Thursday, October 4, 2007

baby gifts......

so I started the clomid on CD5, and seemed to be handling it pretty well for a while. I did have some headaches, but I wasn't sure if it was due to the clomid or my allergies.....Then I hit CD12, and the moodiness set in. Seriously, I feel like I have PMSx10..........I'm either wanting to cry or wanting to strangle someone....usually both at once. Still not o'ing, but am hoping that will happen any day now.
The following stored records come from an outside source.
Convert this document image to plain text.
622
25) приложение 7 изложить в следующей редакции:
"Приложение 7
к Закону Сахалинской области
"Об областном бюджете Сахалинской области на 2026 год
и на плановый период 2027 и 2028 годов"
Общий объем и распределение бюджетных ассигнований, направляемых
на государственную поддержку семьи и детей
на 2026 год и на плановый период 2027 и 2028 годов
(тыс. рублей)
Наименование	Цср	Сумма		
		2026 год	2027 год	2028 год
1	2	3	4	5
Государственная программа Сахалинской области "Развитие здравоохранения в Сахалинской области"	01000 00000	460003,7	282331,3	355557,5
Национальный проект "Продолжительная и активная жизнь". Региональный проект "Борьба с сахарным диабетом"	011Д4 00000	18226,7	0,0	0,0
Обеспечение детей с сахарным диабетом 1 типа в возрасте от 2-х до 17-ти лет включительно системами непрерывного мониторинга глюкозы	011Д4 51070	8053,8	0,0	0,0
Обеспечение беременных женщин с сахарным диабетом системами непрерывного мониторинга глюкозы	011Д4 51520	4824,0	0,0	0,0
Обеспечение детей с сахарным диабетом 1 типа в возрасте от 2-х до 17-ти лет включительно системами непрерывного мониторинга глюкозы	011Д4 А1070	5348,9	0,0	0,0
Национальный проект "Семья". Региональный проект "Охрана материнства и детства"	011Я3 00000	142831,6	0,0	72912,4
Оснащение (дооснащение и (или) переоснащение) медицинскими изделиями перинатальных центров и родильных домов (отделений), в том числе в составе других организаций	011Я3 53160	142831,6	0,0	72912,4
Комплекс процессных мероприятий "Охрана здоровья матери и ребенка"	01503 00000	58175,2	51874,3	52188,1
I wish my doctor did follicle checks while on clomid...not because I really want another date with the "magic wand" that's used in transvaginal u/s, but it would be nice to know if the clomid is working and how many follicles I am producing...especially since there is a slightly higher risk of multiples with clomid. Not that we wouldn't welcome twins or whatever God decided to give us, but I know the risks to the babies are so much higher when high-order multiples are involved. The last thing I ever want to do is go through another pregnancy only to have another loss. I'm not sure if I could survive it. Well, I know I could....but it would certainly be hard. That's another thing that my angel taught me, I'm a much stronger person than I ever though. If you'd told me last year I would get pregnant only to lose her at 16 weeks I would have told you that I couldn't have handled it. Now, not only have I handled it....I think I've done it without losing my heart or my faith. In fact, I feel like my heart is bigger and my faith stronger, and those are two gifts are precious little girl gave to me.

another gift she gave me is a wonderful group of women I've met onine. These women have become my support system, and a few of them have become my sisters. It's so odd to be so close to someone who you've never met, but I have. Some I've known for a couple of years after meeting on another board...others I've only known for a few months and met because of our loss. But it just amazes me that these women have reached out to me, and have let me support them as well. So I thank my baby girl for that as well.

sure I would rather have her here with me. But since that's not possible, I do feel blessed to have had her for a while, even if it was a short time. And I feel blessed to know that she'll always be with me, and has made a permanent mark on my life. So while I wish my baby gifts were new bibs, blankets, and cute outfits I will also count my blessings. I've been given a closer relationship with my dh, with God, with women who have become my sisters. I've been given an inner strength....or maybe it was there all along and just not realized.